Vor der Einstellung sollten potenzielle Mitarbeiter ausreichend und sorgfältig geprüft werden, ob sie den Anforderungen, die festgelegt wurden, entsprechen. Mögliche Prüfungsschritte sind:

  • Schriftliche Bewerbungsunterlagen
    Sind sie vollständig, formgerecht und geordnet Drückt sich der Bewerber klar aus Wie präsentiert er sich Weist der Lebenslauf Lücken auf Entspricht die Qualifikation dem Anforderungsprofil
  • Tests
    z.B. Leistungs-, Persönlichkeits- oder Intelligenztests
  • Referenzen
    zu Arbeitsfeldern, Akzeptanz bei Kunden und Kollegen, außerberuflichen Aktivitäten, persönlicher Situation. Es ist nicht unüblich über Kandidaten telefonisch Erkundigungen einzuholen.
  • Vorstellungsgespräch
    Typischer Fehler beim Gespräch ist der eher zufällige, nicht geplante Verlauf, ein Vorstellungsgespräch will auch seitens des Arbeitgebers gut geplant sein.
  • Folgende Fragen dürfen gestellt werden:

    • nach beruflichen und fachlichen Fähigkeiten,

    • nach dem beruflichen Werdegang und nach Zeugnisnoten

    • nach dem Gesundheitszustand, sofern ein berechtigtes Interesse besteht (z. B. dauerhafte oder akute Krankheiten, so weit sie für den Arbeitsplatz von Bedeutung sind)

    • nach einer aktuellen Lohn- oder Gehaltspfändung

    • nach Vorstrafen, sofern diese für die künftige Tätigkeit bedeutsam sind (z.B. bei einem Kassierer wegen Eigentums- und Vermögensdelikten)

    • nach einem rechtswirksamen Wettbewerbsverbot mit dem früheren Arbeitgeber des Bewerbers, das die künftige Arbeit einschränken könnte

    • nach einer Schwerbehinderung (Grad der Behinderung mindestens 50 %)

    Folgende Fragen dürfen nicht gestellt werden:

    • nach einer Eheschließung in absehbarer Zeit

    • nach einer Gewerkschafts-, Partei- oder Religionszugehörigkeit (Ausnahme: Tendenzbetriebe)

    • im sexual-medizinischen Bereich

    • nach den Vermögensverhältnissen

    Die Lohnsteuerkarte, aus der die Religionszugehörigkeit hervorgeht, braucht erst nach Abschluss des Vertrages vorgelegt zu werden. Die Einstellung eines Arbeitnehmers darf nicht von seinem Austritt aus einer Gewerkschaft abhängig gemacht werden.

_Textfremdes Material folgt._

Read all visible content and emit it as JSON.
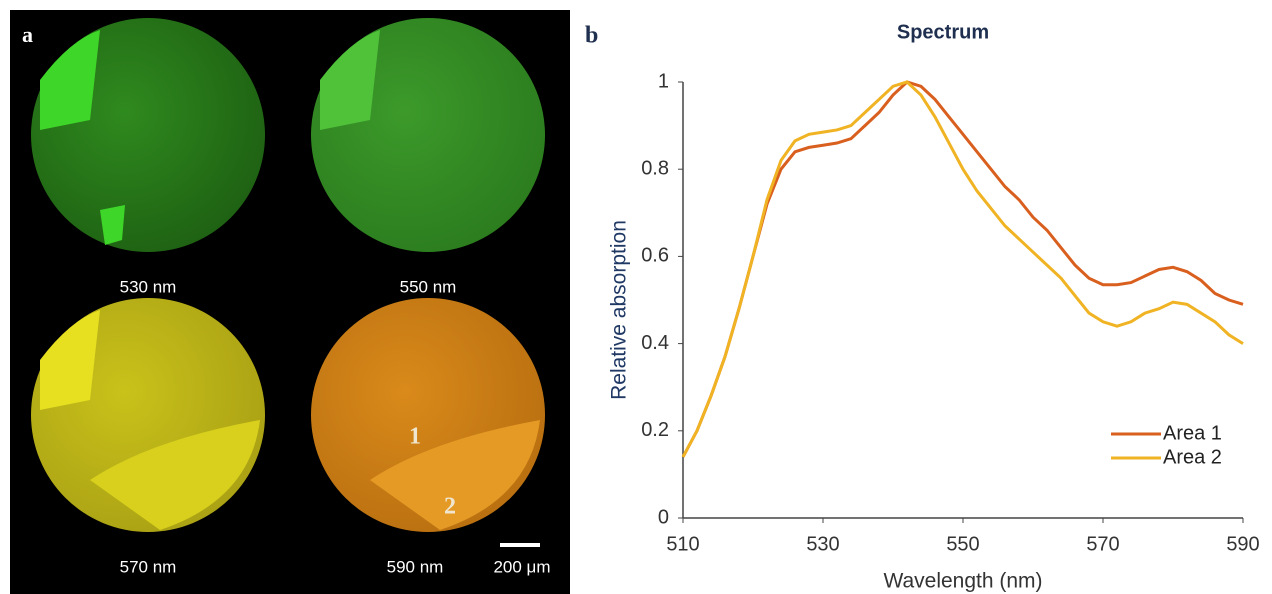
{
  "panel_a": {
    "label": "a",
    "images": [
      "530 nm",
      "550 nm",
      "570 nm",
      "590 nm"
    ],
    "area_marks": [
      "1",
      "2"
    ],
    "scale_bar": "200 μm"
  },
  "chart_data": {
    "type": "line",
    "panel_label": "b",
    "title": "Spectrum",
    "x_label": "Wavelength  (nm)",
    "y_label": "Relative absorption",
    "x": [
      510,
      512,
      514,
      516,
      518,
      520,
      522,
      524,
      526,
      528,
      530,
      532,
      534,
      536,
      538,
      540,
      542,
      544,
      546,
      548,
      550,
      552,
      554,
      556,
      558,
      560,
      562,
      564,
      566,
      568,
      570,
      572,
      574,
      576,
      578,
      580,
      582,
      584,
      586,
      588,
      590
    ],
    "series": [
      {
        "name": "Area 1",
        "color": "#d95f1e",
        "values": [
          0.14,
          0.2,
          0.28,
          0.37,
          0.48,
          0.6,
          0.72,
          0.8,
          0.84,
          0.85,
          0.855,
          0.86,
          0.87,
          0.9,
          0.93,
          0.97,
          1.0,
          0.99,
          0.96,
          0.92,
          0.88,
          0.84,
          0.8,
          0.76,
          0.73,
          0.69,
          0.66,
          0.62,
          0.58,
          0.55,
          0.535,
          0.535,
          0.54,
          0.555,
          0.57,
          0.575,
          0.565,
          0.545,
          0.515,
          0.5,
          0.49
        ]
      },
      {
        "name": "Area 2",
        "color": "#f0b323",
        "values": [
          0.14,
          0.2,
          0.28,
          0.37,
          0.48,
          0.6,
          0.73,
          0.82,
          0.865,
          0.88,
          0.885,
          0.89,
          0.9,
          0.93,
          0.96,
          0.99,
          1.0,
          0.97,
          0.92,
          0.86,
          0.8,
          0.75,
          0.71,
          0.67,
          0.64,
          0.61,
          0.58,
          0.55,
          0.51,
          0.47,
          0.45,
          0.44,
          0.45,
          0.47,
          0.48,
          0.495,
          0.49,
          0.47,
          0.45,
          0.42,
          0.4
        ]
      }
    ],
    "xlim": [
      510,
      590
    ],
    "ylim": [
      0,
      1
    ],
    "xticks": [
      510,
      530,
      550,
      570,
      590
    ],
    "yticks": [
      0,
      0.2,
      0.4,
      0.6,
      0.8,
      1
    ],
    "grid": false,
    "legend": "lower right"
  }
}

    Der Bewerber ist verpflichtet:

    • berechtigte und begründete Fragen wahrheitsgemäß zu beantworten

    • mitzuteilen, welche Bedingungen des Arbeitsvertrages er nicht erfüllen kann

    Unzulässige Fragen muss der Bewerber nicht beantworten:

    • Der Bewerber braucht nicht auf eine Behinderung (anders Schwerbehinderung) hinzuweisen, solange er die Anforderungen an den Arbeitsplatz erfüllen kann.

    • Die bisherige Vergütung muss nicht genannt werden.

    • Auf Vorstrafen muss nicht hingewiesen werden.

    • Eine Bewerberin braucht von sich aus nicht auf ihre Schwangerschaft hinweisen, jedenfalls solange sie die Anforderungen an den Arbeitsplatz erfüllen kann.

    Der Bewerber muss informiert werden:

    • über besondere gesundheitliche Belastungen des Arbeitsplatzes

    • über überdurchschnittliche Anforderungen

    • über beabsichtigte organisatorische Änderungen, die zur Gefährdung des Arbeitsplatzes führen können

    • über Löhne und Gehälter, die zukünftig gefährdet sind

    Außerdem dürfen keine falschen Erwartungen geweckt werden, die den Bewerber zur Kündigung seiner bisherigen Stelle verleiten.

    Der Betrieb muss sicherstellen:

    • Bewerbungsunterlagen sorgfältig aufbewahren und, wenn kein Arbeitsvertrag abgeschlossen wird, sofort zurückgeben und grundsätzlich den Personalfragebogen vernichten

    • über alle Informationen schweigen

    • Vorstellungskosten für Fahrt, Übernachtung, Verpflegung oder Verdienstausfall ersetzen, wenn der Betrieb den Bewerber zur Vorstellung aufgefordert und den Ersatz dieser Aufwendungen nicht ausdrücklich ausgeschlossen hatte, und zwar unabhängig davon, ob ein Arbeitsvertrag abgeschlossen wird oder nicht.

  • Arbeitsproben:
    Im Anschluss an das Vorstellungsgespräch sollte der Bewerber probeweise eine Aufgabe erledigen, z.B. einen Text abschreiben, eine Aufgabe am PC erledigen, oder ein Telefonat führen.

Zu weiteren Fragen des Personalwesens s. Abschnitt 4.4.2.